Orphan Black – 05×04 – Let the Children and Childbearers Toil
| 06 Jul, 2017

Se me perguntarem pessoalmente, esta última temporada de Orphan Black tem deixado um bocadinho a desejar até agora. O ritmo dos episódios não tem sido dos melhores, tal como não tem sido bem aproveitada a dinâmica entre as nossas personagens principais. Anda tudo muito disperso e todas as relações e interações que fazem de Orphan Black aquela série que conjuga imensas emoções e nos cativa andam meias desaparecidas. No episódio passado lá conseguimos ter um bocadinho dessas interações de volta com os flashbacks entre a Allison e o Donnie, mas mesmo assim a coisa não foi suficiente.

Este quarto episódio também não nos deu muito disso, mas conseguiu finalmente mostrar a direção que a temporada está a tomar e tenho para comigo que vai ser o ponto de viragem. Espero não me enganar ao achar que é a partir daqui que as coisas vão aquecer.

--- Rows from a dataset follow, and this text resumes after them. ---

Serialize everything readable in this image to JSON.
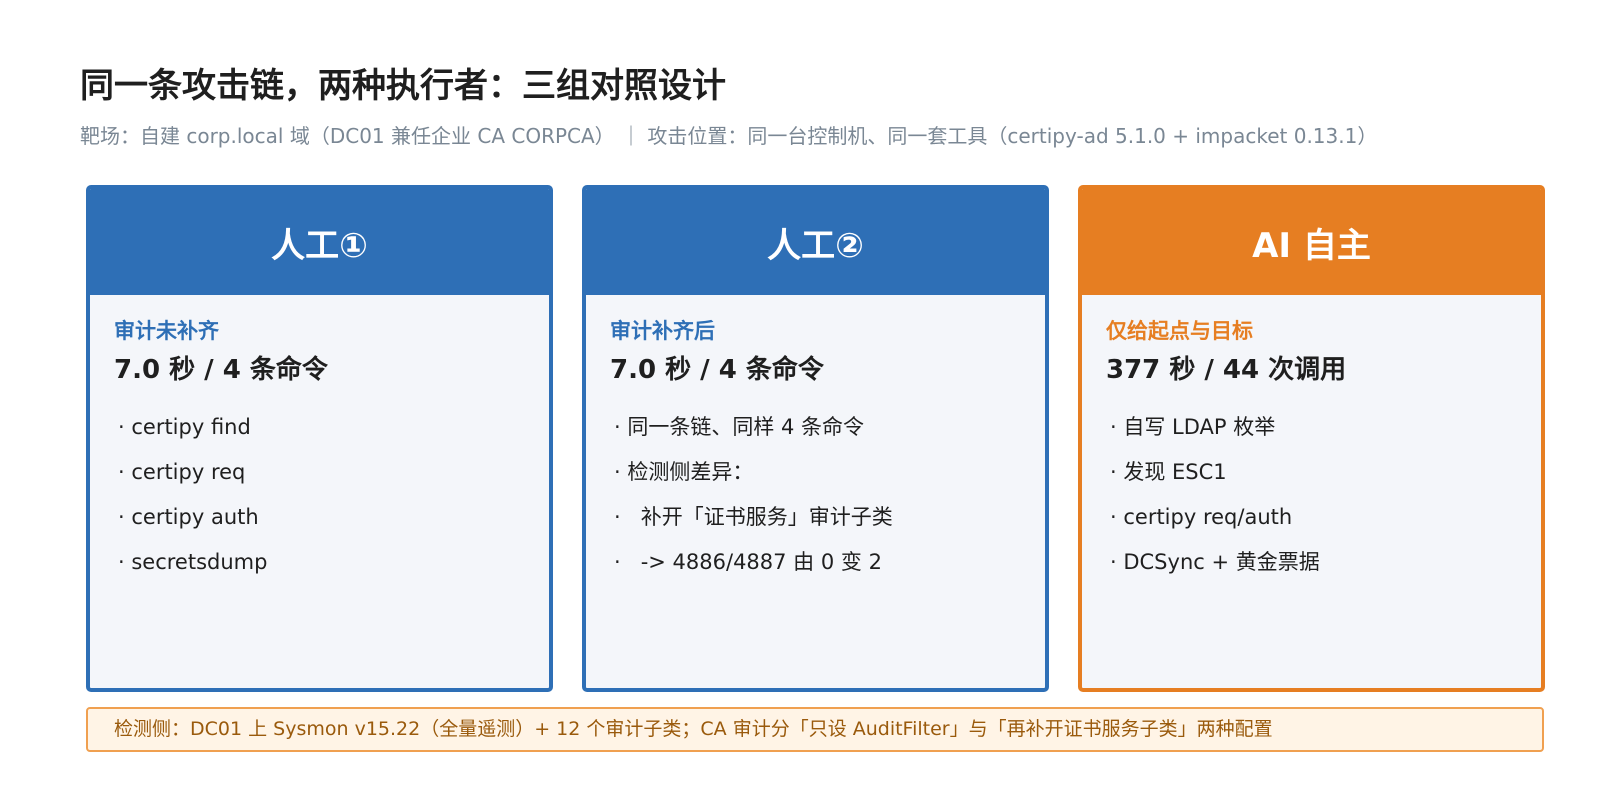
{
  "title": "同一条攻击链，两种执行者：三组对照设计",
  "subtitle": "靶场：自建 corp.local 域（DC01 兼任企业 CA CORPCA）  ｜  攻击位置：同一台控制机、同一套工具（certipy-ad 5.1.0 + impacket 0.13.1）",
  "cards": [
    {
      "header": "人工①",
      "tag": "审计未补齐",
      "stat": "7.0 秒 / 4 条命令",
      "items": [
        "· certipy find",
        "· certipy req",
        "· certipy auth",
        "· secretsdump"
      ]
    },
    {
      "header": "人工②",
      "tag": "审计补齐后",
      "stat": "7.0 秒 / 4 条命令",
      "items": [
        "· 同一条链、同样 4 条命令",
        "· 检测侧差异：",
        "·   补开「证书服务」审计子类",
        "·   -> 4886/4887 由 0 变 2"
      ]
    },
    {
      "header": "AI 自主",
      "tag": "仅给起点与目标",
      "stat": "377 秒 / 44 次调用",
      "items": [
        "· 自写 LDAP 枚举",
        "· 发现 ESC1",
        "· certipy req/auth",
        "· DCSync + 黄金票据"
      ]
    }
  ],
  "footer": "检测侧：DC01 上 Sysmon v15.22（全量遥测）+ 12 个审计子类；CA 审计分「只设 AuditFilter」与「再补开证书服务子类」两种配置",
  "colors": {
    "blue": "#2e6fb6",
    "orange": "#e67e22",
    "card_bg": "#f4f6fa",
    "footer_bg": "#fff4e6",
    "footer_text": "#9a5a0c"
  }
}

Dada a complexidade do argumento de Orphan Black, com toda a ficção científica e cronologia associada, estes inícios de temporada mais parados e de contextualização acabam por ser um pouco inevitáveis… Mas na minha opinião poderiam ter sido feitos de uma forma melhor, com uma transição mais simples desde a temporada passada. Mas vou pôr de parte a crítica negativa e focar-me no que este episódio nos trouxe de positivo e no pontapé de saída que finalmente parece ter dado para o que eu espero seja uma digna última temporada para esta série.

Em primeiro lugar, a Kira. Finalmente parece estar a tornar-se uma personagem com alguma vontade própria e autonomia na história. Até aqui, Kira sempre foi apenas um peão simplesmente usado para abrir jogo às peças maiores, apesar da centralidade da sua condição genética para o desenvolvimento das últimas temporadas. Mas ela agora começa a impor-se e a mostrar que também se consegue mexer sozinha e que as suas ações podem ser cruciais para o xeque-mate.

Em segundo, finalmente voltámos a ter umas boas cenas entre mãe e filha, com Mrs. S. e Sarah; já para não falar na reunião entre Sarah e Helena que, embora fraquinha no sentimento, soube bem. É pena Helena ter andado a ser posta um pouco de parte devido à gravidez. Mas suponho que ainda vamos ver muito mais dela até ao final.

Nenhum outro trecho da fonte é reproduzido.